Ich streiche ihm wohlwollend über den Hals. Er fühlt sich warm und weich an. Tatsächlich, ein kurzer Blick auf mich. Ein Wiedererkennen. Er wendet sich aber sofort wieder dem Heu zu. Er ist sich jetzt sicher, dass ich was mit ihm vorhabe. Schnell noch fressen. Dann lege ich ihm den Halfter an. Er lässt es geschehen. Dann kann er schon wieder weiterfressen. Erst als ich den Strick am Halfter befestige und ihn sanft vom Heusack wegziehe, weiß er, dass ich es ernst meine. Rasch noch einmal zupfen. Ein Schwanken zwischen Folgen oder Bleiben. Er entscheidet sich dafür mitzugehen. Erst als wir das Tor hinter uns lassen, geht sein Blick zurück, zum Heusack, zu den Gefährten.
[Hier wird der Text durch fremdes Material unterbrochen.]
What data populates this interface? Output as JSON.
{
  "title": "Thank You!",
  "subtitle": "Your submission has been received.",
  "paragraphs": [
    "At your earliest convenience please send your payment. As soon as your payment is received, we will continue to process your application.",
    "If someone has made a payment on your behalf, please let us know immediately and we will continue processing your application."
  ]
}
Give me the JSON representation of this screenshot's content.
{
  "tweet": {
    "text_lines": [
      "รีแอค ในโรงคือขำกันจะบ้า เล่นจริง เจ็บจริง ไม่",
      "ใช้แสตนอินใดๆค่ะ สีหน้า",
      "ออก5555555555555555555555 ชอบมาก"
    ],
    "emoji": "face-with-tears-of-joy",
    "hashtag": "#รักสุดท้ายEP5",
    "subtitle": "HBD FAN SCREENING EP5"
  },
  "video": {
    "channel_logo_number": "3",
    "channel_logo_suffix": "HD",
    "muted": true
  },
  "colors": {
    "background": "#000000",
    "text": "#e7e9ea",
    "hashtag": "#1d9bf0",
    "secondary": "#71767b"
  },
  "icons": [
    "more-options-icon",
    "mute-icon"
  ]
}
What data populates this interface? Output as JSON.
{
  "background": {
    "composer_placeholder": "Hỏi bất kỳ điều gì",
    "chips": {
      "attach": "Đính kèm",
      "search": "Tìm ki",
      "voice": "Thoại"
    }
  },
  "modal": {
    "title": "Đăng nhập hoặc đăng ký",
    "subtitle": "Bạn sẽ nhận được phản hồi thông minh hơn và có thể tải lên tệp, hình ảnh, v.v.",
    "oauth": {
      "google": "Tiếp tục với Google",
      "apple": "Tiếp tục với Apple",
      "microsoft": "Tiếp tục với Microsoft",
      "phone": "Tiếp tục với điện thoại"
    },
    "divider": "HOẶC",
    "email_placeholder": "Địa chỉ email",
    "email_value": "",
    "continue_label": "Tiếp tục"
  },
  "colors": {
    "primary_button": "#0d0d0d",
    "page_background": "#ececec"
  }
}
„Warum holst Du mich weg, von der Weide, vom Heusack, von meinen Gefährten?“, scheint er sich zu fragen, „Ich hatte noch so viel vor, und Du holst mich weg. Warum sollte ich mitgehen, einen Weg gehen, den Du bestimmst und nicht ich? Ich wäre ja gar nicht weggegangen, so lange es etwas zu fressen gibt und meine Herde. Es besteht kein Grund wegzugehen.“

„Warum hole ich Dich von der Weide, vom prall gefüllten Heusack und von Deinen Gefährten, weg auf einen Weg, der mich doch wieder nur zurück führt?“, frage ich mich, „Ich habe alles stehen und liegen gelassen, einfach so, bloß um hierher zu kommen, einen Esel von der Weide wegzuholen und mit ihm fortzugehen, bloß um wieder genau hierher zurück zu kommen. So viel Arbeit. So viel zu tun. Immer. Die Zeit wird mir abgehen. Ich hätte in der Zeit manches erledigen können, das jetzt liegen bleibt. Eigentlich hätte ich weiter laufen sollen, im Rad, immer weiter. Es ist schon beinahe anstößig all das Notwendige zu verschieben, bloß um einen Esel von der Weide wegzuholen und mit ihm von einer Stelle wegzugehen und zur selben zurückzukehren.“

Aufmerksam wendet er mir jetzt beide Ohren zu. Der Blick geht noch einmal zurück. Ein letzter Versuch, den Kopf gesenkt um das Gras am Wegrand abzurupfen, doch da kommt ein kurzer Zug am Strick, und er weiß, dass wir jetzt gehen und nicht stehen und Gras abzupfen. Ein paar Schritte weiter probiert er es noch einmal, probiert so lange, bis er davon überzeugt ist, dass ich es ernst meine mit dem Gehen. War ich mir denn sicher? Wollte ich wirklich gehen? Er probiert, weil er meine eigene Unsicherheit spürt, doch dann, mit einem Mal gehen wir einfach, einen Schritt um den anderen. Die Weide ist nicht mehr zu sehen. Sie liegt außerhalb unserer Wahrnehmung. Die Arbeit, die wartet und nicht wegläuft, liegt hinter mir. Sie entschwindet meinen Gedanken. Ich bin angekommen. Die Hände am Strick, gehe ich, Huf an Fuß. Esel mit Mensch. Gleichmütig gehen wir nebeneinander her. Fast im Gleichklang. Den Kopf hat er gesenkt und geht. Ich sehe die Landschaft und das was mich umgibt. Wortlose Entsprechung. Vier Hufe und zwei Füße. Ich beginne zu sehen, die Blätter am Boden und den Weg, dem wir folgen, die Sonnenstrahlen zwischen den Blättern und die Bäume, wie sie sich gen Himmel erheben. Ich spüre das Einverständnis, das zwischen uns herrscht. Es ist nicht mehr wichtig, was sonst ist. In dem Moment ist es nicht wichtig und darf nicht wichtig sein, denn jetzt sind wir hier und gehen. Wir haben uns eingelassen, auf den Weg, auf uns und aufs Hier-sein. Die Gedanken, die wild durcheinanderwirbelten, beruhigen sich, setzen sich ab und die Verbundenheit mit dem Gegebenen umfängt mich. So gehen wir, einfach weil wir gehen. Nichts weiter, und doch vielleicht näher am Sein, am Leben selbst als in der Zerrissenheit des Alltags. Schritt um Schritt. Huf an Fuß. In aller Ruhe. In aller Stille.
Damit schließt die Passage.